Kendisini kıyasıya eleştirirken etrafındakilerin yapıp ettiklerini gözlemleyen kadının durumu ise biraz daha farklı ama o da mümkün olduğunca ruhundaki inceliği korumaya çalışıyor:
“Güzellik budur belki de: Seyredilmeyi sevmek. Güzel insanlar açgözlüdür. Başkalarının gözünün ışığını kan hücreleriyle emer ve bununla beslenirler, böylece daha da güzel ve gösterişli olurlar, güç uğruna kendini açlığa mahkûm eden benim gibi püritenlerse günbegün zayıflar, solup küçülürler, sonunda da yalnızca çelik gibi sert bir irade kalır böylelerinden geriye.”
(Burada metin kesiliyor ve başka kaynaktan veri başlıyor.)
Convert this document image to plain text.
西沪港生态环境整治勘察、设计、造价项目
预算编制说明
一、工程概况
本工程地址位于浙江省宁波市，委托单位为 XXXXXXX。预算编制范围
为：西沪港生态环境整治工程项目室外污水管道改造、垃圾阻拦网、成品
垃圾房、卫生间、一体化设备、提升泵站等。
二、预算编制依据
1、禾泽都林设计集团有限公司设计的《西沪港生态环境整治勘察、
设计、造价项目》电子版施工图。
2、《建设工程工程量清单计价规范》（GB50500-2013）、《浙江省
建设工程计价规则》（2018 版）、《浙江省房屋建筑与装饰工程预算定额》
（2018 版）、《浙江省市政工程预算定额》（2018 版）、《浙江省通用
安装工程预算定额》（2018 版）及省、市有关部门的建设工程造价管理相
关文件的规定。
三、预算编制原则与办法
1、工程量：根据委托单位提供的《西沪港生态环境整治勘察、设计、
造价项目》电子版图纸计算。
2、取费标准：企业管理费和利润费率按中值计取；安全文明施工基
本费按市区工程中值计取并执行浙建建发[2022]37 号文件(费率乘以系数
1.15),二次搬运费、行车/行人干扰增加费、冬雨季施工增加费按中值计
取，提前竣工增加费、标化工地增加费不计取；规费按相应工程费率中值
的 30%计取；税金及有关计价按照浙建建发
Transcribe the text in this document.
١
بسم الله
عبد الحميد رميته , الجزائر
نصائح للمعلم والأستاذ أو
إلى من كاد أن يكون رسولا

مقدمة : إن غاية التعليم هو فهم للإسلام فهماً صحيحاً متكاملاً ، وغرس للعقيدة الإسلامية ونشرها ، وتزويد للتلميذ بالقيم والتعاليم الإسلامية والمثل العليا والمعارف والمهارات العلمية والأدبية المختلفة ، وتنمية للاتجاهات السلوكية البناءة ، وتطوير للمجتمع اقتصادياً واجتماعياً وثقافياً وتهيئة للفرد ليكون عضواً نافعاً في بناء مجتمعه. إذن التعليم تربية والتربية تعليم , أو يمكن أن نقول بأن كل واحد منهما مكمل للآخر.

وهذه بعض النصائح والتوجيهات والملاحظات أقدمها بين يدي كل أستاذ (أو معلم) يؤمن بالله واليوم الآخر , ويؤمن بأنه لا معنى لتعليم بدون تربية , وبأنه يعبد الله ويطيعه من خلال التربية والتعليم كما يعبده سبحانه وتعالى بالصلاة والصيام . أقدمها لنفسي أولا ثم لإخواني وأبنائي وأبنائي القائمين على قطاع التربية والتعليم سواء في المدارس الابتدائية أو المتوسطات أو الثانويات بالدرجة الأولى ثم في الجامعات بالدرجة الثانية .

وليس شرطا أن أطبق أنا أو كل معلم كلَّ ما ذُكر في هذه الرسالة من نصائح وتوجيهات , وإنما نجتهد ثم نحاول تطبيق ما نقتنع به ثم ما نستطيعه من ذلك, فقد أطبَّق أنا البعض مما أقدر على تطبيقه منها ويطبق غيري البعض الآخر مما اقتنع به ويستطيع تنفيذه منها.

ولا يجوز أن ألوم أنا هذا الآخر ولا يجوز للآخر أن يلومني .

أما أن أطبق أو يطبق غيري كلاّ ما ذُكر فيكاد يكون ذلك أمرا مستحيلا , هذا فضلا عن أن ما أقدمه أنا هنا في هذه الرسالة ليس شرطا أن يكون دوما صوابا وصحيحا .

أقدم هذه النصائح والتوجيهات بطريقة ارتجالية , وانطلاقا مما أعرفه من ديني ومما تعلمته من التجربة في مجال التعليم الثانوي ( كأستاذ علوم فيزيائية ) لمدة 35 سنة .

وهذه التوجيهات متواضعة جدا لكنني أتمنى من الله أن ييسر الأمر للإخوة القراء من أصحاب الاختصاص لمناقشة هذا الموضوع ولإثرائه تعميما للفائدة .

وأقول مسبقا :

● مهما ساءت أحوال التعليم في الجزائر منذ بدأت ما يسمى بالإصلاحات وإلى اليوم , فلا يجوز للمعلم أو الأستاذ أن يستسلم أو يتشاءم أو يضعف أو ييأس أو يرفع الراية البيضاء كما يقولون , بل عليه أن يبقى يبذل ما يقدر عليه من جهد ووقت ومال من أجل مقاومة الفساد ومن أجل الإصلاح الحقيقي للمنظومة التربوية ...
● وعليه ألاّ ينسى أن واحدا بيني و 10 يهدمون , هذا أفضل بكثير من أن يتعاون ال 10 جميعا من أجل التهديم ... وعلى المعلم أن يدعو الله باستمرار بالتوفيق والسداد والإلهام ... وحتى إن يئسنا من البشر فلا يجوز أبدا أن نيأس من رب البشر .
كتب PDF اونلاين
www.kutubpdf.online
Garner, etrafındaki insan ve olayları gözlemlediği kadar kendisini de enine boyuna irdeleyip sorgulayan; benliği ve eylemleriyle hesaplaşan karakterlere dair hikâyeler kaleme almış Benim Katı Yüreğim’de.
Gerek ruhsal gerek fiziksel açıdan sürekli bir hareketliliğin söz konusu olduğu öykülerin bulunduğu Benim Katı Yüreğim’de yaşamın uzağına düşmeyen, yapmayı pek tercih etmediğimiz sorgulamaları içeren hikâyelerle karşılaşıyoruz. Onlarda, “kirletilmek bizim kaderimizdir” sözünün peşine takılanlara da böyle bir çembere girmemeyi seçip eyleme geçenlere de rastlıyoruz.
Benim Katı Yüreğim, Helen Garner, Çeviren: Darmin Hadzibegoviç, Yapı Kredi Yayınları, 102 s.